Striped Marlin Satellite Tagging - Stage 2

Image courtesy of Grant Dixon - NZ Fishing News
  • Timeline:2005
  • Funding: $85,000 including support from Massey University and Stanford University
  • Researchers
  • Outcomes
    • Tales from marlin tails: Understanding New Zealand’s striped marlin (Kajikia audax) in 2005 with both new and familiar satellite tags. (2005)

Project Info:

Popup Satellite Archival Transmitting tags deployed on striped marlin in 2003 provided detailed temperature and depth information but the locations calculated from day length and time at noon were approximate at best. A tag with its aerial exposed to the air for 5 or 10 minutes was needed to get an accurate location from the ARGOS satellite (GPS was too bulky and power hungry at that time). To track the detailed movement of striped marlin in New Zealand waters a second tag was mounted near the top of the tail. This tag, termed a “Smart Position or Temperature“ tag, or SPOT tag transmits messages to satellites when the fish is tailing and the aerial is exposed to the air. The tag location is calculated from several consecutive transmissions received.

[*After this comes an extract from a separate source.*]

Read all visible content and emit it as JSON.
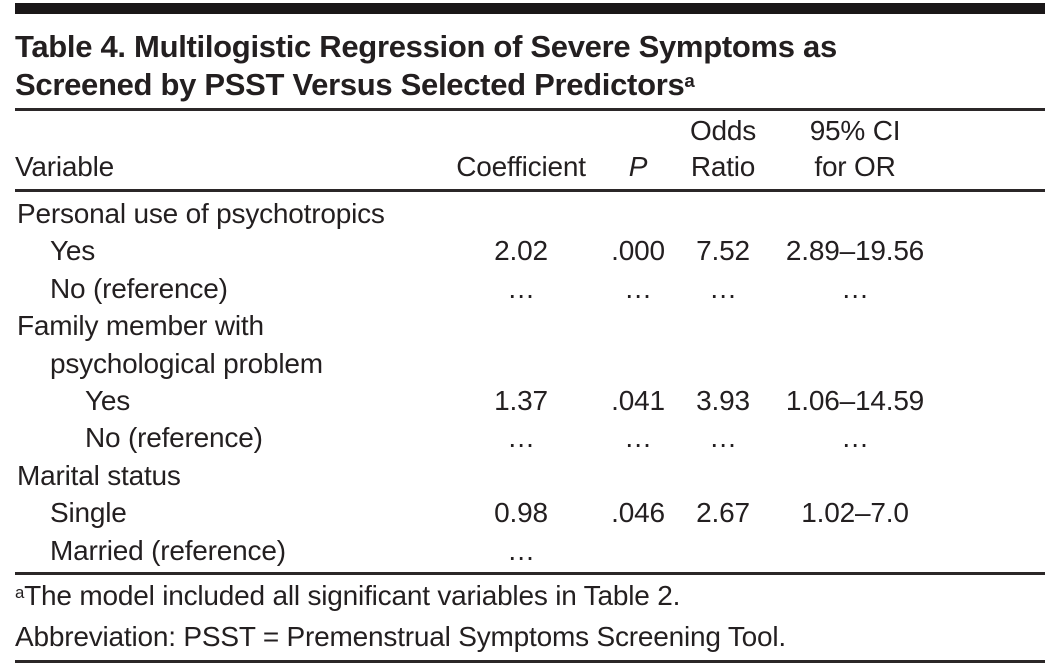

The data returned from these SPOT tags on the tail is a world first for any boney fish species (ie. non-shark) anywhere in the world! Researchers have been trying to solve the problems of SPOT tag attachment to billfish for a while and these data represent the first successful SPOT tag transmissions from billfish anywhere.

Three of the four fish carrying SPOT tags settled down after a few days and transmissions were received when the fish tailed on the surface. A total of 116 high resolution striped marlin locations were recorded spanning a total of 52 days for the 3 fish combined. These fish were also tagged with PAT tags programmed to provide the highest resolution data they are capable of transmitting. A total of 114 days of striped marlin data were collected. Three of the 4 fish tagged in the Bay of Plenty in 2005 moved northeast along the Colville Ridge. These results were proof of concept for the attachment and transmission from tail mounted satellite tags. The longest period of transmission was 25 days (average 14 days) so more work was required to get better attachment and longer tracks.

Further Research:

There was international interest in the new information that could be gained from accurate tracking of marlin movements. Improvements in tag attachment and a larger sample size were required to provide high quality research results. A follow on project was approved.